Scott Gottlieb New York

The US Food and Drug Administration (FDA) has relaxed guidelines for the sale of herbal supplements. Its decision has opened the way for manufacturers of vitamins, herbs, and dietary supplements to market their products for conditions such as morning sickness, hot flushes, and memory loss in ageing without first proving that they are safe or effective.

The decision marks the latest in a series of legal and regulatory victories for the dietary supplement business, which has been growing since Congress passed a law in 1994 that severely restricted the FDA's authority to regulate it.

Under the new law manufacturers of dietary supplements can make claims about how their products affect the structure or function of the body, but they may not claim to prevent, treat, cure, mitigate, or diagnose a disease without prior FDA approval.

The move angered and surprised consumer advocates. "This is a snake-oil exemption," said Dr Sidney Wolfe, director of the Public Citizen's Health Research Group in Washington, "it's a complete cave-in to the industry."

Agency officials insist that the rule, which will take effect from 7 February, is an important part of their 10 year strategy to increase consumer confidence in the safety, composition, and labelling of vitamins, herbs, and other nutritional aids.

The new law is part of the Dietary Supplement Health and Education Act, which distinguishes between products that claim to "affect the structure or function of the body" and those that claim to prevent, treat, or cure disease.

The law allows the manufacturers of supplements to sell products without the FDA's rigorous safety and efficacy review that is required of drugs, as long as they make claims related only to structure or function and not to disease.

In issuing the new guidelines, the FDA had decided it needed to delineate which claims fall into which category. The new rule was first proposed in April 1998. At the time, the agency said that natural states like ageing, pregnancy, menopause, and adolescence could be associated with abnormal conditions—such as morning sickness or the premenstrual syndrome—that are diseases. Products aimed at those conditions would have required FDA approval.

But after reviewing thousands of public comments from industry representatives, consumers, and others, the agency became convinced that such conditions were not diseases, so claims about them did not qualify as claims about disease.

Under the new rule, uncommon or serious conditions associated with these life stages will still be treated as diseases. So, for example, a company may market a dietary supplement for teenagers who have acne but not for acne so severe that the symptoms include cysts.

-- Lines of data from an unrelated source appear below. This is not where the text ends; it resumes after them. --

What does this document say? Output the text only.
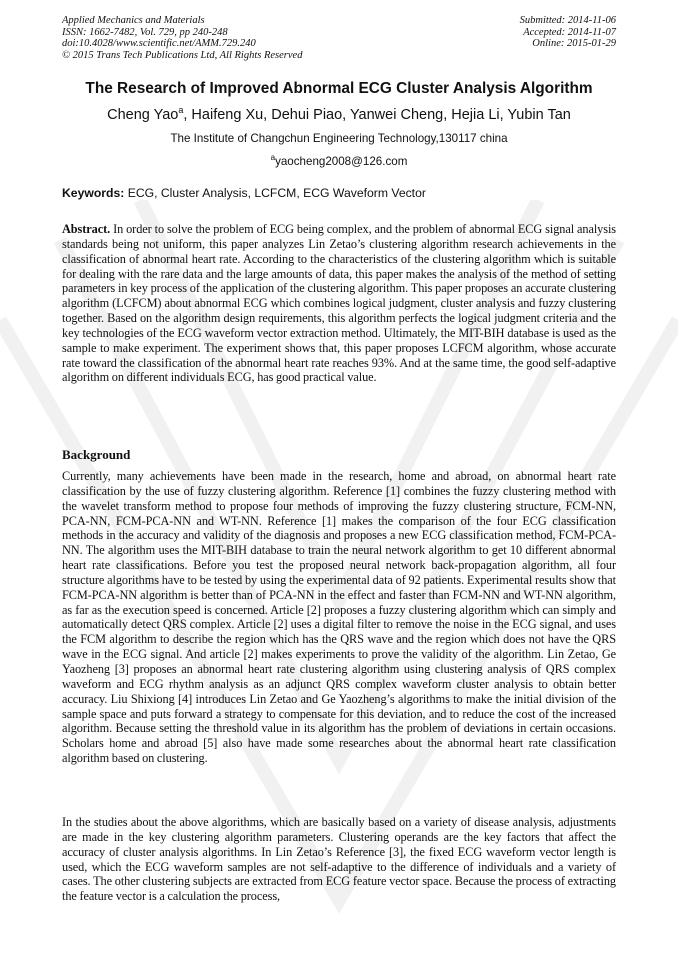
Applied Mechanics and Materials
ISSN: 1662-7482, Vol. 729, pp 240-248
doi:10.4028/www.scientific.net/AMM.729.240
© 2015 Trans Tech Publications Ltd, All Rights Reserved
Submitted: 2014-11-06
Accepted: 2014-11-07
Online: 2015-01-29
The Research of Improved Abnormal ECG Cluster Analysis Algorithm
Cheng Yao$^a$, Haifeng Xu, Dehui Piao, Yanwei Cheng, Hejia Li, Yubin Tan
The Institute of Changchun Engineering Technology,130117 china
$^a$yaocheng2008@126.com
Keywords: ECG, Cluster Analysis, LCFCM, ECG Waveform Vector
Abstract. In order to solve the problem of ECG being complex, and the problem of abnormal ECG signal analysis standards being not uniform, this paper analyzes Lin Zetao’s clustering algorithm research achievements in the classification of abnormal heart rate. According to the characteristics of the clustering algorithm which is suitable for dealing with the rare data and the large amounts of data, this paper makes the analysis of the method of setting parameters in key process of the application of the clustering algorithm. This paper proposes an accurate clustering algorithm (LCFCM) about abnormal ECG which combines logical judgment, cluster analysis and fuzzy clustering together. Based on the algorithm design requirements, this algorithm perfects the logical judgment criteria and the key technologies of the ECG waveform vector extraction method. Ultimately, the MIT-BIH database is used as the sample to make experiment. The experiment shows that, this paper proposes LCFCM algorithm, whose accurate rate toward the classification of the abnormal heart rate reaches 93%. And at the same time, the good self-adaptive algorithm on different individuals ECG, has good practical value.
Background
Currently, many achievements have been made in the research, home and abroad, on abnormal heart rate classification by the use of fuzzy clustering algorithm. Reference [1] combines the fuzzy clustering method with the wavelet transform method to propose four methods of improving the fuzzy clustering structure, FCM-NN, PCA-NN, FCM-PCA-NN and WT-NN. Reference [1] makes the comparison of the four ECG classification methods in the accuracy and validity of the diagnosis and proposes a new ECG classification method, FCM-PCA-NN. The algorithm uses the MIT-BIH database to train the neural network algorithm to get 10 different abnormal heart rate classifications. Before you test the proposed neural network back-propagation algorithm, all four structure algorithms have to be tested by using the experimental data of 92 patients. Experimental results show that FCM-PCA-NN algorithm is better than of PCA-NN in the effect and faster than FCM-NN and WT-NN algorithm, as far as the execution speed is concerned. Article [2] proposes a fuzzy clustering algorithm which can simply and automatically detect QRS complex. Article [2] uses a digital filter to remove the noise in the ECG signal, and uses the FCM algorithm to describe the region which has the QRS wave and the region which does not have the QRS wave in the ECG signal. And article [2] makes experiments to prove the validity of the algorithm. Lin Zetao, Ge Yaozheng [3] proposes an abnormal heart rate clustering algorithm using clustering analysis of QRS complex waveform and ECG rhythm analysis as an adjunct QRS complex waveform cluster analysis to obtain better accuracy. Liu Shixiong [4] introduces Lin Zetao and Ge Yaozheng’s algorithms to make the initial division of the sample space and puts forward a strategy to compensate for this deviation, and to reduce the cost of the increased algorithm. Because setting the threshold value in its algorithm has the problem of deviations in certain occasions. Scholars home and abroad [5] also have made some researches about the abnormal heart rate classification algorithm based on clustering.
In the studies about the above algorithms, which are basically based on a variety of disease analysis, adjustments are made in the key clustering algorithm parameters. Clustering operands are the key factors that affect the accuracy of cluster analysis algorithms. In Lin Zetao’s Reference [3], the fixed ECG waveform vector length is used, which the ECG waveform samples are not self-adaptive to the difference of individuals and a variety of cases. The other clustering subjects are extracted from ECG feature vector space. Because the process of extracting the feature vector is a calculation the process,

The distinction, which was first established by the Dietary Supplement Health and Education Act of 1994, had led to considerable confusion between federal regulators and manufacturers of dietary supplements in terms of what claims may be made.

Although industry representatives generally agreed with the need for federal approval of disease claims, some industry and consumer representatives felt that the agency over-expanded its authority over dietary supplements by adopting a relatively broad definition of disease.

The FDA disagreed, but in January 1999, a federal court ruled that the agency’s definition was unconstitutional because it failed to define the term disease in a way that would allow manufacturers of dietary supplements to disseminate reasonable information about their products.

As a result of that ruling, the FDA is publishing the new, more thorough definition of that term, including specific examples of how the definition may be applied.